B.C.’s seniors advocate, Isobel Mackenzie, said home support services have also been disrupted as a result of staffing shortages, requiring some communities to begin triaging these visits.

“Those [disruptions] are quite significant, because the person that is receiving the visit, it may be because the person is coming to make sure they take their medication, or the person is coming to get them out of bed,” Ms. Mackenzie said. “Some home care clients can only be toileted when somebody arrives to assist them.”

The Ontario Community Support Association has reported a similar strain on non-profit groups who help seniors and chronically ill people live independently in that province.
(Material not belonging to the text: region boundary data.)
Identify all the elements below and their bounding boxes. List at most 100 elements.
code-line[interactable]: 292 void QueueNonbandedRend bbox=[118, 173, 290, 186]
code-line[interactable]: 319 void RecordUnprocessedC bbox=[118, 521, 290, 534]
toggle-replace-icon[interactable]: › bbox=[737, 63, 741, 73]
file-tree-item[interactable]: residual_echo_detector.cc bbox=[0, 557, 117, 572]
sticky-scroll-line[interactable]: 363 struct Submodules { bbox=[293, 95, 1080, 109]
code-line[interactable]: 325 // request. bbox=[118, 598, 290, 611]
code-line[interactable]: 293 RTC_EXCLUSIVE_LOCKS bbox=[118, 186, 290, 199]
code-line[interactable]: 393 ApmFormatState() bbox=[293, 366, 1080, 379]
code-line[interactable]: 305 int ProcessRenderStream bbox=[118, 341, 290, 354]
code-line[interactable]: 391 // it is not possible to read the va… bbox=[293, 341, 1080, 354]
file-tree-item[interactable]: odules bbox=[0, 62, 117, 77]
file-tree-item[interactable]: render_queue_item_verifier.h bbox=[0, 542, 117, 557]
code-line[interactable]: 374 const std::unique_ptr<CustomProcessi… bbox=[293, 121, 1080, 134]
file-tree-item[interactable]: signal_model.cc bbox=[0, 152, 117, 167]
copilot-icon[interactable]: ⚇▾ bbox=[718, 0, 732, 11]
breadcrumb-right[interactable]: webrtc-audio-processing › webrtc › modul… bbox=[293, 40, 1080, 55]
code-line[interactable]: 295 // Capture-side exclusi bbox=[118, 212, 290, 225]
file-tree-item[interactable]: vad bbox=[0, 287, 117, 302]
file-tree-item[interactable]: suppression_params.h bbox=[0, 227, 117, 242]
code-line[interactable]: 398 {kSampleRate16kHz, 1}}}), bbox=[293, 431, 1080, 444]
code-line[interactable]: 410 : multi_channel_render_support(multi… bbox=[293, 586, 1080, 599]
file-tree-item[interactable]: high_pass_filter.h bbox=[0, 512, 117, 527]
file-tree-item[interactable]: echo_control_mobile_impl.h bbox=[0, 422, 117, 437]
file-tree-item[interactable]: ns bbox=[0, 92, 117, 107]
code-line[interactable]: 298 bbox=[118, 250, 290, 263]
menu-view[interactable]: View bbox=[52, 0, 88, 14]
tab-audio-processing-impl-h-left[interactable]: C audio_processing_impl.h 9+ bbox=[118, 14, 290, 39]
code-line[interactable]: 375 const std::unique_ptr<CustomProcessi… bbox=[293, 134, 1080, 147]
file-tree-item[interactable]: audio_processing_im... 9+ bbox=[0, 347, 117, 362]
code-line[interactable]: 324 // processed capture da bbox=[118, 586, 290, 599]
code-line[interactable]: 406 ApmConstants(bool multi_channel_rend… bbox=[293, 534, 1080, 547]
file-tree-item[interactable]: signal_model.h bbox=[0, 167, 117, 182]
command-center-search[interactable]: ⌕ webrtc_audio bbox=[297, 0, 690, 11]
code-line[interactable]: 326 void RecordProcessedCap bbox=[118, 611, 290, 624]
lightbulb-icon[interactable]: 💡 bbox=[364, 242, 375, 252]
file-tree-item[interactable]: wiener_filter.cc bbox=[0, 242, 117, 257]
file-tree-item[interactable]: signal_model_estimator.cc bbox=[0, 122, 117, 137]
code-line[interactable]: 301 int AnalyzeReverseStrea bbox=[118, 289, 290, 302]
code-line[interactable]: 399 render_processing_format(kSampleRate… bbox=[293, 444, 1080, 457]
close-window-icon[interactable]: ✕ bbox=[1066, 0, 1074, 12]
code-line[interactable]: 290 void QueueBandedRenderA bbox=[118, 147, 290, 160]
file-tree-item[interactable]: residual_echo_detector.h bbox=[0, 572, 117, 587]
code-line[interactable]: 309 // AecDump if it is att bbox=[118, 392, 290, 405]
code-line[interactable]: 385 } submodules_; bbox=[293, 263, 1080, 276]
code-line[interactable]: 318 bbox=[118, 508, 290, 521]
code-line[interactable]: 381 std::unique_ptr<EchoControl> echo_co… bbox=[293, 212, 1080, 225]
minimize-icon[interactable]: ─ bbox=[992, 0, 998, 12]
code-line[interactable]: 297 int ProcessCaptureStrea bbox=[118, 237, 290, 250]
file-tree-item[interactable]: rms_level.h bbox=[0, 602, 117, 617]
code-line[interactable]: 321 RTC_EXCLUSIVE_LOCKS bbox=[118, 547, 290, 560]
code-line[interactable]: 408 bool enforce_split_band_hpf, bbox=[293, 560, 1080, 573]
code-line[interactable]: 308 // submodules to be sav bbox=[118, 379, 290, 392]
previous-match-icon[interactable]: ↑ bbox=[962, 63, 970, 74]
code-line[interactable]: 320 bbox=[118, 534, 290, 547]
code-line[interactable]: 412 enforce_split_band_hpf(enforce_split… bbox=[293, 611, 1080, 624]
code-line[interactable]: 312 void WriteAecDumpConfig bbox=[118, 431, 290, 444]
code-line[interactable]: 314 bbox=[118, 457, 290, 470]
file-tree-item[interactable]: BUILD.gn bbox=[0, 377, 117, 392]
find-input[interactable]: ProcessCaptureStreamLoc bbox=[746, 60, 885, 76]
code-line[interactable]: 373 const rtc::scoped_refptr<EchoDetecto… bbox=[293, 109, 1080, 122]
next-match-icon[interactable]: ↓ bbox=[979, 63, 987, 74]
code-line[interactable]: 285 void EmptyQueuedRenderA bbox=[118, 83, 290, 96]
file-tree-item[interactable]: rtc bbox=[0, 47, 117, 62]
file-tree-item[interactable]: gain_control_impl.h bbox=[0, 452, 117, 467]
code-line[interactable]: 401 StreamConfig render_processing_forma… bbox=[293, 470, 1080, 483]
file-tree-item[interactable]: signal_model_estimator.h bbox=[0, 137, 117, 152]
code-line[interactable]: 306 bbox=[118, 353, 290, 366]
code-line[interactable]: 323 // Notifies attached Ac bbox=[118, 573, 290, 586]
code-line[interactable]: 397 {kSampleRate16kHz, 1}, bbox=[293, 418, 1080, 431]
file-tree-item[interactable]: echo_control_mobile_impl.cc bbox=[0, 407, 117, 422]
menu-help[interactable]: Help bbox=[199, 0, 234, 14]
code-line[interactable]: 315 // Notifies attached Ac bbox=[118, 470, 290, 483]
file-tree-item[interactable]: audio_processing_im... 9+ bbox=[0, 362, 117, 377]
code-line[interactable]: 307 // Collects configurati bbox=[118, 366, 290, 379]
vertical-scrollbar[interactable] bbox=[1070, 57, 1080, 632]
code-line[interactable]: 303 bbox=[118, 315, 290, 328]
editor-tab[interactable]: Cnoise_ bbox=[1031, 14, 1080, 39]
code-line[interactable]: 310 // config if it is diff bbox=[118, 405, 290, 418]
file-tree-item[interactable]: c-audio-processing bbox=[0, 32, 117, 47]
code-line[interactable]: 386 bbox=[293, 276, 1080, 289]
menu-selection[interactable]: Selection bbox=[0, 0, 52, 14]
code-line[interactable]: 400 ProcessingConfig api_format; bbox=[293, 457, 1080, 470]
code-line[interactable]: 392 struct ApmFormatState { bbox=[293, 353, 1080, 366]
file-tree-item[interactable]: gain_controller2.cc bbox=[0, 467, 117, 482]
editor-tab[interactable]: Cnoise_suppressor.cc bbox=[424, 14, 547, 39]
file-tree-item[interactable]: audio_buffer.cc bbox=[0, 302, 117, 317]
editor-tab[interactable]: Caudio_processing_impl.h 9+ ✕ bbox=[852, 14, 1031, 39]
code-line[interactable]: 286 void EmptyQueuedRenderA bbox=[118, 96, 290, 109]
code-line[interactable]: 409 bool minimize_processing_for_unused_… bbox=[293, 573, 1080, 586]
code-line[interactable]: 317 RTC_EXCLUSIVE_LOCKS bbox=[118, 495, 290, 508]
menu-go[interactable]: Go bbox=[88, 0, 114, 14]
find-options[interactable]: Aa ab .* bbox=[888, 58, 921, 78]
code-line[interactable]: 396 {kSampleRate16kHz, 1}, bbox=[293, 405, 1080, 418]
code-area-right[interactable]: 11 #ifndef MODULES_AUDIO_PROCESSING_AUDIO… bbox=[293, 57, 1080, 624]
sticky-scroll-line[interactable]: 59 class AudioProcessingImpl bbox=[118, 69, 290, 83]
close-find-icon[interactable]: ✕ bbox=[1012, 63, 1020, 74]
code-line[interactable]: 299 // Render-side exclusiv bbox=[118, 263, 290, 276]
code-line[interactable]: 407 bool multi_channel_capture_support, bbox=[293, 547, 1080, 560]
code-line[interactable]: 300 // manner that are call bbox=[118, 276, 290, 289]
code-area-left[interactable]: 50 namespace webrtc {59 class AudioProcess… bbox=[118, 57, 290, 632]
“This is a sector supporting a lot of people in Ontario,” said Deborah Simon, chief executive of the umbrella group, which includes entities such as Meals on Wheels. The rising infection rates are hitting clients, she said, and keeping volunteers away, too. Organizations facing staff shortages are trying to make do by sending their office workers to care for clients.

“Programs that were volunteer driven are now being shored up by staff,” Ms. Simon said.

In B.C., LifeLabs, Canada’s largest medical laboratory network, has temporarily closed 11 locations and reduced hours at five others, “due to the spread of Omicron and related protocols, which have resulted in severe employee impacts.” The closures are expected to last at least two weeks.